これに対し、当協会が京都府から受託運営している京都府医療勤務環境改善支援センターでは、研修会の開催、社会保険労務士・勤務環境改善推進員の病院訪問等による助言、「京都いきいき働く医療機関認定制度」の推進、センターニュースによる労務管理等の最新情報の提供等を通じて、会員施設が働き方改革関連法の施行に対処できるよう努めてきました。本年4月からの税制改正では、医療機関が勤務環境改善支援センターの助言を受けて作成した計画に基づき、1台30万円以上の勤務時間に資する設備を取得した場合の特別償却が認められることになりました。また、医師の時間外労働の特例水準(年1,860時間)を適用する医療機関に対する時間外労働短縮に必要な支援もセンターで担うことが厚生労働省から示されており、センターの役割はますます増えていきますが、その役割を着実に果たしてまいりますので、今後も積極的にご活用頂きますようお願いいたします。

5月には、皇位継承に伴う10連休中の医療体制への対応が課題となりましたが、会員施設では早くからその対応に取り組まれ、連休中の外来診療日の設置や通常の休日と同様の救急応需体制、医療機関同士の連携体制の確保に努め、京都府内の地域医療に支障は生じませんでした。会員施設が地域医療に空白をつくらないという強い使命感、責任感の下で対応された結果であります。今後も地域医療における民間病院の役割や必要性をしっかりと示してまいります。

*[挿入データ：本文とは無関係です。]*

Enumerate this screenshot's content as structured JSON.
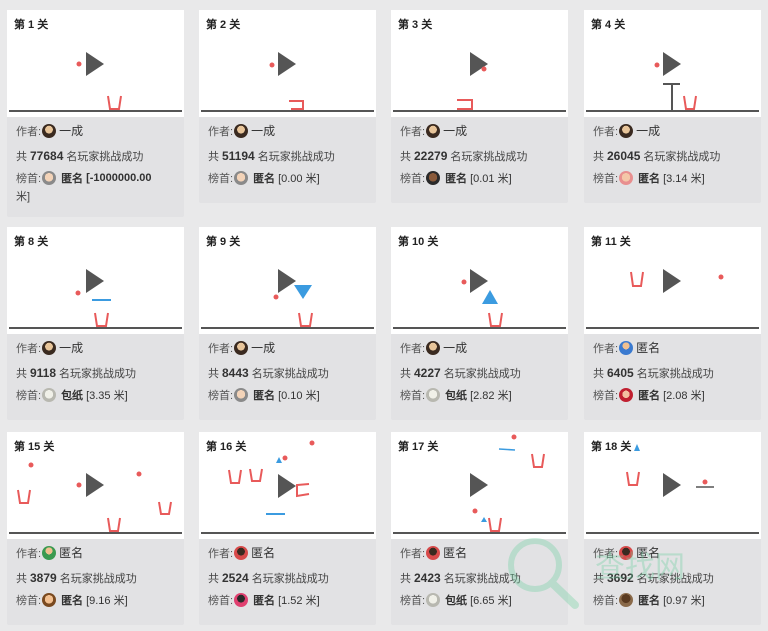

10月には消費税率10%への引き上げ伴う診療報酬・介護報酬・障害福祉サービスの臨時改定が控えており、消費増税に伴う税負担の補填が十分に行われたかどうか、改定後の病院経営への影響を早期に把握・検証し、必要な対応を講じてまいります。また、2020年度診療報酬改定に向けての要望活動や会員への情報提供を行い、会員施設の経営改善と地域医療の充実に資する改定となるよう尽力いたします。

令和元年は協会創立55周年でもある記念の年です。「みんないきいき明るい病院」を記念事業のテーマに掲げ、中学校への訪問等により、病院の様々な職種やチーム医療の魅力や働きがいを紹介し、将来の病院医療の担い手を養成する取組を行います。記念式典、海外医療事情視察旅行、記念スポーツ大会も実施し、会員施設の結束を更に深める年にしたいと考えております。

これまでの皆様方のご協力・ご支援に対し心より御礼申し上げますと共に、役員一同、各種委員会での取組や研修会の開催、要望活動等により医療を取り巻く諸課題の解決に努め、医療の質の向上、医療・介護人材の確保・定着、経営改善等に寄与できるよう、第四期の2年間の重責を全うしてまいりますので、倍旧のご指導・ご鞭撻を賜りますよう何卒宜しくお願い申し上げます。